Mercurio volvió a mirar a Nancy y le ordenó a Luciano en voz baja:
—Sin mi permiso, ella no puede morir.
Luciano apretó los puños, pensando en el trágico final de su hermano.
—Pero Simón...
Mercurio lo calló con una mirada gélida.
Aunque no entendía por qué Mercurio protegía la vida de Nancy, ante un ser tan poderoso, Luciano solo podía obedecer incondicionalmente.
Antes de irse, Mercurio miró a Máximo.
—Manda a esa mujer de regreso con la familia Villalobos. Me llevo a Nina.
Pensaron que Mercurio se llevaría a Nina lejos de Puerto Neón, pero la llevó de regreso a Bahía Azul.
Después de arreglar el caos, Máximo los siguió.
Al ver a Nina inconsciente y desaliñada en la cama, no pudo ocultar su preocupación.
—¿Va a estar bien?
Mercurio arropó a Nina y le limpió la cara con una toallita húmeda.

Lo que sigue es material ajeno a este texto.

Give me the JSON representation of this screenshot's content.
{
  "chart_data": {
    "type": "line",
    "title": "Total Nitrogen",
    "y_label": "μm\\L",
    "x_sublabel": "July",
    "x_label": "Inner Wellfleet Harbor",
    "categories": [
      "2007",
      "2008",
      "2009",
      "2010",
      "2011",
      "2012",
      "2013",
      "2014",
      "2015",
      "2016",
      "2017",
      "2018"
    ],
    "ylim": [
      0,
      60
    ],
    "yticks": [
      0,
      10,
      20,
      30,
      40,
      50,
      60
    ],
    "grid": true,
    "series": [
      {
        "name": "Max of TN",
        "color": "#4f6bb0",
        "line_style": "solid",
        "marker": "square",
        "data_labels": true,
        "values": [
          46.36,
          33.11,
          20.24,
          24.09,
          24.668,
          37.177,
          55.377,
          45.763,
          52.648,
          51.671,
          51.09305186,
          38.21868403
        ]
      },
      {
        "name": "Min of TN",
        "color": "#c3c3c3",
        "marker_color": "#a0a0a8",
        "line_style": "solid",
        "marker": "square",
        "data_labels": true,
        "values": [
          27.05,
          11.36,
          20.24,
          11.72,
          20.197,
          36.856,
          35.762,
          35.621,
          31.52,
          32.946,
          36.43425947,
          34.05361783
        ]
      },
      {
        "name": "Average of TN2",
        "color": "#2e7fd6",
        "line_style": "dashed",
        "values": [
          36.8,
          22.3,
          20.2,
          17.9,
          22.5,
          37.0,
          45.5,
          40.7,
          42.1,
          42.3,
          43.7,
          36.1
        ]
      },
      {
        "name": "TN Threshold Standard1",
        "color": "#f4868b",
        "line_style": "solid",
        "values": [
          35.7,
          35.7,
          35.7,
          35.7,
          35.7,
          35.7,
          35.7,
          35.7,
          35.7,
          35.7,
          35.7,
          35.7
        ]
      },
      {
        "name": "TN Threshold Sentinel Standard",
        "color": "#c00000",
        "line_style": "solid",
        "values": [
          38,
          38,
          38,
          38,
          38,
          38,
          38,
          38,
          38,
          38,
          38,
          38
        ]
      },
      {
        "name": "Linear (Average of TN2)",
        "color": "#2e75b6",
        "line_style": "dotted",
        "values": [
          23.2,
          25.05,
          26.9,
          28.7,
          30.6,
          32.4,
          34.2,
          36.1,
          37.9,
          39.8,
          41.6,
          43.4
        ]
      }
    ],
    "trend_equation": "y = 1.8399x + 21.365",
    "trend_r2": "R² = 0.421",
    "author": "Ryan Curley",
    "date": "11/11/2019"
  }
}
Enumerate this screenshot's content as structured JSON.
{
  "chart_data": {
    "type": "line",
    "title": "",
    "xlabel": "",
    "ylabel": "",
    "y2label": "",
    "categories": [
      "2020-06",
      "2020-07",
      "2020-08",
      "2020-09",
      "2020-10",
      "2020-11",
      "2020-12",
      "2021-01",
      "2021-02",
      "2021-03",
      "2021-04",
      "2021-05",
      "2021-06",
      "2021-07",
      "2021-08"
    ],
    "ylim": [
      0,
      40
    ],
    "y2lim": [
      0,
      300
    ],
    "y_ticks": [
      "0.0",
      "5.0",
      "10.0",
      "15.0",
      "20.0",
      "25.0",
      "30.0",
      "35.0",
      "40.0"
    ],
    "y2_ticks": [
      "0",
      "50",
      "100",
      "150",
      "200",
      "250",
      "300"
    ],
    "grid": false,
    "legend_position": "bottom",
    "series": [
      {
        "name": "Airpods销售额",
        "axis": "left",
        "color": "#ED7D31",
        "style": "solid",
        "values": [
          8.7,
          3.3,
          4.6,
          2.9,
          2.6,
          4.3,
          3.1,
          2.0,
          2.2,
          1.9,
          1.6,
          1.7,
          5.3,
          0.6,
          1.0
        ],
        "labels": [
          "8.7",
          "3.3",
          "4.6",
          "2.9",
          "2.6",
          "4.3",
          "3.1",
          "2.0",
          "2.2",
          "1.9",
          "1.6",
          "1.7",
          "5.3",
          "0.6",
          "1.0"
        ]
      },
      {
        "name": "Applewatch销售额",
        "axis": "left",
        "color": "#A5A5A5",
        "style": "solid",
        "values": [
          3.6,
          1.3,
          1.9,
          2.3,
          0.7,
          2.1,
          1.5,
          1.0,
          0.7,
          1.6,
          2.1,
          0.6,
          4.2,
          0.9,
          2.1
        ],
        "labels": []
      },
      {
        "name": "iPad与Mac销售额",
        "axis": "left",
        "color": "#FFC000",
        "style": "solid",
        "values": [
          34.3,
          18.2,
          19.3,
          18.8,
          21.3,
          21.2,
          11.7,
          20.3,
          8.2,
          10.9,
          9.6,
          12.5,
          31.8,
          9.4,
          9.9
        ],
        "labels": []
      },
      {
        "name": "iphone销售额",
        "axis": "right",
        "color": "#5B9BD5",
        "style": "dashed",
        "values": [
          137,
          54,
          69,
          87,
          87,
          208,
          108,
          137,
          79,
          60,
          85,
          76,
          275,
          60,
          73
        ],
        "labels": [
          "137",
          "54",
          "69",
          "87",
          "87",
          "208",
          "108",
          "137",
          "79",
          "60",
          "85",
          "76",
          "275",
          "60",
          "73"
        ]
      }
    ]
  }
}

—No se va a morir por ahora. Pero si sigue buscando la muerte cuando despierte, ni yo podré salvarla.
Máximo tenía mil preguntas, pero no sabía por dónde empezar.
Mercurio lo miró de reojo.
—Sé que tienes dudas. Me tomaré un tiempo para contarte lo que quieres saber, pero no ahora.
Acomodó las sábanas de Nina y suspiró casi imperceptiblemente.
—Cuídala bien. Tengo asuntos que atender, me iré por dos días.
—Hasta que yo vuelva, no le quites la vista de encima.
—Esa niña solo piensa en vengarse. Mientras Nancy siga viva, ella no va a descansar.